There is an option to use standard malloc, calloc, free etc, so I could drop in the jl_malloc in there. Then I would just have to include libjulia and link against it, right?
The RTPSA is initialized entirely in the C code, and the constructors just return pointers to them. C owns all of the memory here. Every operation/function takes in pointers to RTPSA in the C library, so doesn’t it make sense to just have the Julia side handle moving the pointers around properly? If I instead use only the RTPSA struct, then at each RTPSA construction I’d have to do an unsafe_load and each operation a pointer_to_objref for each. And even still, Julia doesn’t know how long the coef array is in RTPSA, which is the most memory intensive array in the struct here.
Julia itself already loads libjulia, so that should just work if you’re calling the library from julia.
What I’m saying is that the pointer is the object itself; Julia just abstracts that detail away. Mutable structs in Julia have pointer identity. In that way, Julia already handles the pointer correctly for you and you don’t have to emulate that manually.
You don’t have to do that manually though - the ccall interface handles all of that for you. See here. You’d implement Base.unsafe_convert for RTPSA to give pointer_from_objref and then you can just pass the object as-is back to C.
Julia doesn’t need to know that though - your struct would be exactly the same, pointer fields and all. If you want to inspect the array you can implement some accessing sugar to handle the unsafe_load for you (or use unsafe_wrap with own=false for printing), but other than that, you don’t need to change anything about your struct.
The advantage of this approach lies mainly in the fact that there are no allocations at all anymore. The memory was already allocated by C, there’s no wrapper and since every struct is freed in the same way, the function passed to finalizer can also just be a regular function instead of an anonymous function.

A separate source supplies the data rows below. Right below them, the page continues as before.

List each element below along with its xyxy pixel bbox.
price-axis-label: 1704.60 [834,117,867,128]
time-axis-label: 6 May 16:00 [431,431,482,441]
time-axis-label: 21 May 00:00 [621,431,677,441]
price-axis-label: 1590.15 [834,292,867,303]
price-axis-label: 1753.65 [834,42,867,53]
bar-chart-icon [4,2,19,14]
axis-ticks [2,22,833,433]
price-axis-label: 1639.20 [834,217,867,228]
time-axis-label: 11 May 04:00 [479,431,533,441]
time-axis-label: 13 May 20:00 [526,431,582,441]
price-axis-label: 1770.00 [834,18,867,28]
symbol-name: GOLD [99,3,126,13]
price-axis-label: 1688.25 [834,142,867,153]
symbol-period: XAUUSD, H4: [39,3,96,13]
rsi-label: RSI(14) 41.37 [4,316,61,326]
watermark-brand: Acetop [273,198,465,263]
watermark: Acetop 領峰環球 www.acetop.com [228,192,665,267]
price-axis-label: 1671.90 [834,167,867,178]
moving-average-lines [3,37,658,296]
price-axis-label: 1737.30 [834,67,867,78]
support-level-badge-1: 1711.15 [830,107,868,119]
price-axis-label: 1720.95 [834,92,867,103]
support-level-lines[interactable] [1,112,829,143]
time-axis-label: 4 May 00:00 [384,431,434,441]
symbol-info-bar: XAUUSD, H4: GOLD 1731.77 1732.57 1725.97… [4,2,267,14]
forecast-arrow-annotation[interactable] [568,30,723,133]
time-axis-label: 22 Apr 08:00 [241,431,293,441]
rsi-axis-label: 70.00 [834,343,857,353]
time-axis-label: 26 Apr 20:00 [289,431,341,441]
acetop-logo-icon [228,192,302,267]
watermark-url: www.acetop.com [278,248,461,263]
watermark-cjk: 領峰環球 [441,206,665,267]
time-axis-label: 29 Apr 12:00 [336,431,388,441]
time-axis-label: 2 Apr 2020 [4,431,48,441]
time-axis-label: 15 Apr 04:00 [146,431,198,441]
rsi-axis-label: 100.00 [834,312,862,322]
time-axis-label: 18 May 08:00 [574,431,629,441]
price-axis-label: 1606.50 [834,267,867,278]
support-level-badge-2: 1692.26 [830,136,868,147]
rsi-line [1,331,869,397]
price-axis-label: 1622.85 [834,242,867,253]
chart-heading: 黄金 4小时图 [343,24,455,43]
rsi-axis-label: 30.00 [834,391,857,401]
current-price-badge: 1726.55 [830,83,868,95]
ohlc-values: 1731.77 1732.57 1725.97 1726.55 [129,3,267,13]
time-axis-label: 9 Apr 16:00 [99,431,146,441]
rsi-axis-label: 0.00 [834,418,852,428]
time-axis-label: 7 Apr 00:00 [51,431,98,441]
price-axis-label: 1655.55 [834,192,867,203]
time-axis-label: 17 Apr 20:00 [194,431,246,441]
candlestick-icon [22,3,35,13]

OK I might be convinced… I just have two questions:
When I construct an RTPSA, the C constructor will give a pointer Ptr{RTPSA}. If I understand correctly, with this pointer I then unsafe_load into my RTPSA struct. Now when the finalizer is eventually called, I pass it pointer_from_objref for that RTPSA. This pointer is different from the pointer originally returned by the C code during construction. Do they both point to the exact same place in memory, and is the memory properly freed on the C side when receiving this different pointer?
I cannot compile the C to a shared library with these undefined symbols jl_free and jl_malloc. So I’m not exactly sure what you mean by it will “just work”?